By: Jennifer Ayres, Founding Partner
As we turn the corner and head into a New Year, I invite you to my New Year’s Challenge to REDEFINE BUSINESS SUCCESS. I think most would agree that the last few years certainly brought reflection and ‘hindsight’. So many of my family, friends, colleagues, and clients, have expressed a shift in focus and priorities recently as everything we thought was normal, eroded quickly with the coronavirus pandemic.
So, what will the new year look like for you? How will you measure success? What does success not only look like but feel like for you? Perhaps this year, focus on the qualitative. What do I mean by that? Too often, we are surrounded by structures that illuminate progress based on quantitative metrics. While important, they are not great indicators of how someone as an individual is doing in their heart. My doctor can tell me what my heart rate should be, my cholesterol, my body/fat % etc. but she cannot tell me what number to hit to feel happy and fulfilled. For that, I must go inward.
How I Assessed My Own Success in My Career
Let me share a personal example that may give you an idea on how to redefine your own success. When I was almost a year into starting my company, I looked back on all the target quantitative metrics I set for my quarterly goals on a business plan and well, I wasn’t even close! I felt like a big loser! I thought, ‘why am I doing this’??? ‘Maybe I should stop kidding myself and stop before I burn through my savings’!

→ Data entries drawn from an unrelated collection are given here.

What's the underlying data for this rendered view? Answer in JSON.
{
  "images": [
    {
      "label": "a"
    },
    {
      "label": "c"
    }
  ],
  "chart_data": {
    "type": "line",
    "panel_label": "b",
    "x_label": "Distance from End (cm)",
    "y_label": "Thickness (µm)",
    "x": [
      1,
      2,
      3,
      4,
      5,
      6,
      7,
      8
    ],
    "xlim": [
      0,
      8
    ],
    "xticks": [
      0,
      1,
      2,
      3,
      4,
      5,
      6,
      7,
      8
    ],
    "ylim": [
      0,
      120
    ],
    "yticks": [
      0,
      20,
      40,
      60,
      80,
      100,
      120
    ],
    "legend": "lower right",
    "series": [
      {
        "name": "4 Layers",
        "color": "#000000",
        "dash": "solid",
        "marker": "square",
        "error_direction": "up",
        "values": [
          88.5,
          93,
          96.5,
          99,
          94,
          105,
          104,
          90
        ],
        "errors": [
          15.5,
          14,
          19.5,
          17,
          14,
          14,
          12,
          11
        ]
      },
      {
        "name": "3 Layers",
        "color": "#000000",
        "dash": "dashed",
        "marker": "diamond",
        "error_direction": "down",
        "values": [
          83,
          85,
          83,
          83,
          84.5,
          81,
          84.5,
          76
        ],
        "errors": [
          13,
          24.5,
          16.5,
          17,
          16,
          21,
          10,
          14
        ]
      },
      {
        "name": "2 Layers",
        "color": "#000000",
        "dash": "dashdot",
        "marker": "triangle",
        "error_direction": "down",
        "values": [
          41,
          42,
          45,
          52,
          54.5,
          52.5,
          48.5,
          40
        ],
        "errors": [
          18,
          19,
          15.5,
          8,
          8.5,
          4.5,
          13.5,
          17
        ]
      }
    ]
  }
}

Then in a moment of reflection I thought, perhaps I needed to change my perspective on how I define success. After all, the quantitative metrics I created were based on what others told me I should achieve. So, how can I feel successful in my heart (for me this is that sense of fulfillment), if I measure my success by someone else’s definition? Well, I could not. Nor should you.
When I put aside the self-imposed pressure to focus on the quantitative and examine my overall quality of life, here were the results:
- I was enormously happier
- I had the flexibility to care for my loved ones
- I was doing interesting work and meeting amazing people
- I was learning so much and my mind was always challenged
- I was doing things I NEVER thought I could or would do
So, with this kind of performance, should I quit? HECK NO! I was just getting started! Granted, I do (like all of us) have to consider quantitative metrics (like…can I make enough to pay the bills…) but I decided that there are other just as important indicators of success. I have met a lot of unhappy rich people and a lot of happy poor people in life.
So, starting this year I redefined my metrics for success and I will share them with you in the hopes it might give you some ideas about what success means for you.
My Metrics of Business Success
- That I am happy in the work that I do. In other words, I wake up everyday excited about, thinking about, and ready to do the ‘work’ to achieve my vision and realize and live my purpose.
- That I am able to provide for my family. Now, this may immediately have some of you thinking – “Ah ha! There is the challenge! If she’s providing for her family, then she needs to bring in some dollar figure each month in order to do that and that’s quantitative!” Yes. That is true. However, I would argue that focusing too much on the quantitative and defining exactly what that figure should be is limiting your options for success. There are families that have 10 kids and live off the same income as someone with just a pet cat – for example. In other words, there are ways to live within your means, be happy, and feel abundance. So long as I can provide financial support and emotional support for my family, I am successful. If that’s $50,000 a year or $500,000 a year, this measure does not change.
- That I am able to live a flexible lifestyle. Meaning, that I take care of my clients needs and my family’s needs and I have flexibility to satisfy both.
- That I serve others in my work. That in the work that I do, I act in service to my team, my clients, my leaders, my followers, and my community.
So, as we head into the new year, what does business success feel like for you – not what you think it should look like based on all of the metrics you’ve been handed by someone else. In the end, life is a journey and there are many ways to define accomplishments along the way. Enjoy the ride!